Взяв журнал, я вышел из комнаты. Открывая дверь в холле, я услышал, как в глубине квартиры журчит вода и женский голос, должно быть, голос Сьюзи, что-то напевает.

Я возвращался на такси. У меня из головы не выходил мелодраматический пафос исповеди Тини, особенно фраза, которую она повторила несколько раз: — Я же его любила!

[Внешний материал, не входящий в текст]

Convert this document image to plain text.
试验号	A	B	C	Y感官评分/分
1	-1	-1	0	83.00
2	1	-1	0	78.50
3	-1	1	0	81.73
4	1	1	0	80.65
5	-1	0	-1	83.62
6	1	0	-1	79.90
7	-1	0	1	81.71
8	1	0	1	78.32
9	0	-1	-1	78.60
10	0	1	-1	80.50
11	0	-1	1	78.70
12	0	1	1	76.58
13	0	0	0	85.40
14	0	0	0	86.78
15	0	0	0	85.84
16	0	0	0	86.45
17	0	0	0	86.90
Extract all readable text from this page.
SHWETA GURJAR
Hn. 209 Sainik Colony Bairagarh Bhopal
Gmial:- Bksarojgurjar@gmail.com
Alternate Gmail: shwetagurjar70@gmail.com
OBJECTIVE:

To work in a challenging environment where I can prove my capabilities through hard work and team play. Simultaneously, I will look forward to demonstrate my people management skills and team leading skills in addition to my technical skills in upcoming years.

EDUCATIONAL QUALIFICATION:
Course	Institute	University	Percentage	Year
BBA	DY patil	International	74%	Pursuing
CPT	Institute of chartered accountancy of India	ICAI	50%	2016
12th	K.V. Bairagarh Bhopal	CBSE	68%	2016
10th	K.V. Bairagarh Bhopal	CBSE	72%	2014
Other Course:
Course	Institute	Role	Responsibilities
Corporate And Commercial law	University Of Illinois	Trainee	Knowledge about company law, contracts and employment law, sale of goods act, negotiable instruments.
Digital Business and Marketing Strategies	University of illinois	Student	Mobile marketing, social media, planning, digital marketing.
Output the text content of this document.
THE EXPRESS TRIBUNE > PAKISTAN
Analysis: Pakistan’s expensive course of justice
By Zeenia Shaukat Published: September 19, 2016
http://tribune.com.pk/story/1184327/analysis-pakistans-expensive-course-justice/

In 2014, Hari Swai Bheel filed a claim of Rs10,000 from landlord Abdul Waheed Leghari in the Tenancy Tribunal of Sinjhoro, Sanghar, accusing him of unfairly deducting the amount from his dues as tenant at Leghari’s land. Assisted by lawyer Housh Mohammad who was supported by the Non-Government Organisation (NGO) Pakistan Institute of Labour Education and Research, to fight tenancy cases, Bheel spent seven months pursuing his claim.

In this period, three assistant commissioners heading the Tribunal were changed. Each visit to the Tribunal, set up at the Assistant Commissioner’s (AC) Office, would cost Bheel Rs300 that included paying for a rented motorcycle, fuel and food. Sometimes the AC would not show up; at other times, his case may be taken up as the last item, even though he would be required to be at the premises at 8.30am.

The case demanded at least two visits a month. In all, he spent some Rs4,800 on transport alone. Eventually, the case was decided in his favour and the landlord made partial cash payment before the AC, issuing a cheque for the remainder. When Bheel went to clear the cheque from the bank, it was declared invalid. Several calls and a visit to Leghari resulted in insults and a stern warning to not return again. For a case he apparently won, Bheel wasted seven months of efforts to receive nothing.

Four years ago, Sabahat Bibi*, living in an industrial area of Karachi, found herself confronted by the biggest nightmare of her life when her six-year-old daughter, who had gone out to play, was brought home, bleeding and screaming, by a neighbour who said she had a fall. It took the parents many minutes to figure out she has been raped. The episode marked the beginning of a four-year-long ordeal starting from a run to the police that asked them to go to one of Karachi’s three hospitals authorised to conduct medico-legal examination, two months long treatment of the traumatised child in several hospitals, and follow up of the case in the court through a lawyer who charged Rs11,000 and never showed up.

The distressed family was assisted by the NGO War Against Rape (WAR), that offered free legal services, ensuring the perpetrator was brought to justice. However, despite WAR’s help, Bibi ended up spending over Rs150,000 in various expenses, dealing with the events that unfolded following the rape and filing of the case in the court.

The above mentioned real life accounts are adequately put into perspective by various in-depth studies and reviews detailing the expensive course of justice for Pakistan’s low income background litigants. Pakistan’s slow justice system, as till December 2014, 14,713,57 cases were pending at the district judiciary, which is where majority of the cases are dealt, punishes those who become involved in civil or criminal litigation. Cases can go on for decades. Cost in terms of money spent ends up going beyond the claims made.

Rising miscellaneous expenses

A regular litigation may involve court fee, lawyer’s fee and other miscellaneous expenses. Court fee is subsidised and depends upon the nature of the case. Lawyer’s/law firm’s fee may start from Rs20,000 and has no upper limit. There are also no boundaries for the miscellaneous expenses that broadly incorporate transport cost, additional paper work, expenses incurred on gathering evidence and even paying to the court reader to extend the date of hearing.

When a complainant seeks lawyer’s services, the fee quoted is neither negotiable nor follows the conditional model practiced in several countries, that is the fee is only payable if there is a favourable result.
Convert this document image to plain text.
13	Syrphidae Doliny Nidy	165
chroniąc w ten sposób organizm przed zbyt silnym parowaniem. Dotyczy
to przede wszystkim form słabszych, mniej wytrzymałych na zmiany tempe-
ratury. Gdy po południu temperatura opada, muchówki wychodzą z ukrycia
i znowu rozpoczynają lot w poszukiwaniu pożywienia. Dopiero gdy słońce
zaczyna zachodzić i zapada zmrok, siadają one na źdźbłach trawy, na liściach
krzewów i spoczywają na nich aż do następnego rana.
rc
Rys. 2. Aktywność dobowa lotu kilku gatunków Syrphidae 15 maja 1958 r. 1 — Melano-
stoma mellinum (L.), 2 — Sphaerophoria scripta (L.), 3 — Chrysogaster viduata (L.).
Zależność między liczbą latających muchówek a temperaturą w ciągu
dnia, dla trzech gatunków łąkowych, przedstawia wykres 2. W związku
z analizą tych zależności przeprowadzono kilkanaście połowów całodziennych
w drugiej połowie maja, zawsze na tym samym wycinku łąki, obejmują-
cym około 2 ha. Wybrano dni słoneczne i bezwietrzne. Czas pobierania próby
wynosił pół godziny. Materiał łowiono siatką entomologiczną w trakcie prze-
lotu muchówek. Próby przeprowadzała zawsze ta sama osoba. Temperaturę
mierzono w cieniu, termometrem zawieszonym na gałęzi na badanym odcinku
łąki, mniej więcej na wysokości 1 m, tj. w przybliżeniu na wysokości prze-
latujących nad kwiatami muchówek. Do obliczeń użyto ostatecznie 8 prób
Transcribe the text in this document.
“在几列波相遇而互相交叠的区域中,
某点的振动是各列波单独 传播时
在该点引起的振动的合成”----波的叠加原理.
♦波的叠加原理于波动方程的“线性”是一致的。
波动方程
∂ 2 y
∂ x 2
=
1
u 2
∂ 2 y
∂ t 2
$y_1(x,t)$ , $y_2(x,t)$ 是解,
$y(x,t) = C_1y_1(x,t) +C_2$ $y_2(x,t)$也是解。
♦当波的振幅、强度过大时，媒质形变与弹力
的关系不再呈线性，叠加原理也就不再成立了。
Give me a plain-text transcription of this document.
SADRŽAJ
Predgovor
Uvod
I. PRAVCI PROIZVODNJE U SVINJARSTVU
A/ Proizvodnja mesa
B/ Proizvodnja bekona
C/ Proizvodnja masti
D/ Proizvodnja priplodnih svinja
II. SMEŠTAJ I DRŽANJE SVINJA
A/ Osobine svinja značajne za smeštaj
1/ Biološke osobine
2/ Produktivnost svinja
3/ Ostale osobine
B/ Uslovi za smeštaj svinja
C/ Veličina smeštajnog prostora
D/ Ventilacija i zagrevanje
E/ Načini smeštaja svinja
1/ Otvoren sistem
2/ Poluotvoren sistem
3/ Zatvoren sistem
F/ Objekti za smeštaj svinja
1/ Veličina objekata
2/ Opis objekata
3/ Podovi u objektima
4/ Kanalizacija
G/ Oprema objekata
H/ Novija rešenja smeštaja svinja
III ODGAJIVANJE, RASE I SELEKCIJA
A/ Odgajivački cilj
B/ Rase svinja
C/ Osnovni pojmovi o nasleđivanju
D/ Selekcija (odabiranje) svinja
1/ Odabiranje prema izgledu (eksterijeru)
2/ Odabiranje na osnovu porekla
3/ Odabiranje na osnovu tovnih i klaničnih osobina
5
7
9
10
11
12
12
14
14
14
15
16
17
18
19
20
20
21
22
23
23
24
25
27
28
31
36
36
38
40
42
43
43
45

Я вспоминал огромную квартиру, бледно-голубые стены, это тщедушное тельце, потупленный взор, батарею баночек с косметикой и всяких женских штучек, которыми был завален стол, и мне становилось тошно. Мне было жаль Тини, жаль эту маленькую искореженную жизнь, но я все время возвращался мыслями к ее телефонному разговору с Биллом. Неужели она рассказала Биллу о том, как Марк держал ее, помогая Джайлзу? Неужели его сердце перестало биться после того, как он это услышал? Я почему — то с трудом себе представлял, чтобы Марк был способен скрутить Тини. Шрамы на ее животе казались слишком аккуратными. Если бы она вырывалась, надрезы не получились бы такими ровными. Ее рассказы о книжке про маньяка и об украденном кодеине звучали куда правдоподобнее. Вероятно, Марк и в самом деле принимал наркотики, это объясняло его кражи, его ложь, ведь в такой ситуации уже никакие сдерживающие центры не срабатывают. Без сомнения, в душе Тини сохранились какие-то рудиментарные представления о морали, с точки зрения которой нельзя было допустить, чтобы произошло "еще что-нибудь ужасное", потому что это плохо, но мерой недопустимости этого "еще чего-нибудь" являлось только то, что имело отношение непосредственно к самой Тини, а отнюдь не нарушение общечеловеческих моральных норм. Телефонный разговор с Биллом сразу же вылетел у нее из головы, потому что "была под кайфом", так что, с ее точки зрения, в подобной забывчивости нет ничего ненормального или предосудительного. Тини принадлежала к определенной субкультуре, где правила грешили размытостью, а границы дозволенного были чрезвычайно широки, но более всего меня поражала вялость. Если считать Марка и Тини типичными представителями этой генерации, то всем им не хватало жизненных сил. Их нельзя было причислить ни к футуристам, воспевающим эстетику насилия, ни к анархистам, которые рвутся сбросить оковы закона. Пожалуй, они были гедонистами, не стремящимися к наслаждению, потому что стремиться им было лень.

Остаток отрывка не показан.